With that being said, what could be done to fix these issues and take education to a new level? What could make education more exciting, fun and practical?
‘Personalized Learning’ refers to a diverse variety of programs, learning experiences, instructional approaches, and strategies that address the distinct learning preferences, interests, aspirations, weaknesses, or cultural backgrounds of individual students. The result of this is an educational experience that’s more fitting to you as an individual and maximizes what you can get out of each class.
This approach makes intuitive sense, and there has been a rising pool of scientific evidence backing these ideas up every year. A new report commissioned by the Bill & Melinda Gates Foundation has found that students in schools using personalized learning strategies made greater academic progress. Additionally, countless neuroscience studies have shown the how personalized experiences positively affect how the brain receives information, providing some relevant ideas about how learning works to the synapse-level.
This is a powerful concept, and it shows that for students to learn anything they need to be convinced that the information being shown is important. To properly teach, you must first inspire, and personalized learning is as much about knowing how to teach an individual as it is about how to convince them that the information is worth knowing — and this is hard. Different students respond differently to distinct motivations, but this is why the most popular teachers tend to be inspirational: they don’t just throw information at students for them to process, but they also inspire and awake their class’s interest and curiosity — once a student finds a subject cool, everything changes for their brain.

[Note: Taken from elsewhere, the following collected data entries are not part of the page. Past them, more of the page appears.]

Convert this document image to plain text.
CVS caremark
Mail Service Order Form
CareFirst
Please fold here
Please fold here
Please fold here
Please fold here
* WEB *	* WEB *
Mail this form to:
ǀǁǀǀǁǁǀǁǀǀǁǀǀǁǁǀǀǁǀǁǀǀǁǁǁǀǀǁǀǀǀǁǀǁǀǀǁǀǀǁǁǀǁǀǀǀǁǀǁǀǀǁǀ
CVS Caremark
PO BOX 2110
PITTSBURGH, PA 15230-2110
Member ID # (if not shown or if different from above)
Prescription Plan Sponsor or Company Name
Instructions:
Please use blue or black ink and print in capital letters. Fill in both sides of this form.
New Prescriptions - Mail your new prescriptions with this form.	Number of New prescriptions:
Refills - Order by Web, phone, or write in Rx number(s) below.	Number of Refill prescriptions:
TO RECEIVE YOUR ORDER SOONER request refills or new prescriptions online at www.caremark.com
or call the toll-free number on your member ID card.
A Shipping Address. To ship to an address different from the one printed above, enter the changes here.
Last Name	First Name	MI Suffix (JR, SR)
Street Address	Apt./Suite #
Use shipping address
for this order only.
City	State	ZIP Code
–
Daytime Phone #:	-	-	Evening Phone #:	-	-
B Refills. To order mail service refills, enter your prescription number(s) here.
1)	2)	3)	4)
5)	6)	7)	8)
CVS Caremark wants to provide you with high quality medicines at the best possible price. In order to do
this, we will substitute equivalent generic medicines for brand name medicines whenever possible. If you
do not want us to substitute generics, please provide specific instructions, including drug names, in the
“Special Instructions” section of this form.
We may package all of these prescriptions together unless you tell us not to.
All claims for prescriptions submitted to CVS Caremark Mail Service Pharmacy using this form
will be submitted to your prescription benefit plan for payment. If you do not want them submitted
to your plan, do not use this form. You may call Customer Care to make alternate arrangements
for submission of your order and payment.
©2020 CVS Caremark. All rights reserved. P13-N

So if personalized education is so important, why do we barely see it in schools? In today’s system, giving students true individualized attention would require dozens if not hundreds of specialized hires per institution— and even if we did have all those people available, we still lack the proper methods to gather and process personal student data in large scales to create actionable results. Despite these challenges, some schools are still finding ways to explore these concepts to a degree, but the true potential of personalized education remains largely unfulfilled.
Full personalized learning also requires a fluid, flexible and non-linear educational curriculum to be fully idealized — this is the only way you can embrace student’s differences and create distinct learn paths for each one — unfortunately, this just happens to be the antithesis of today’s rigid solutions.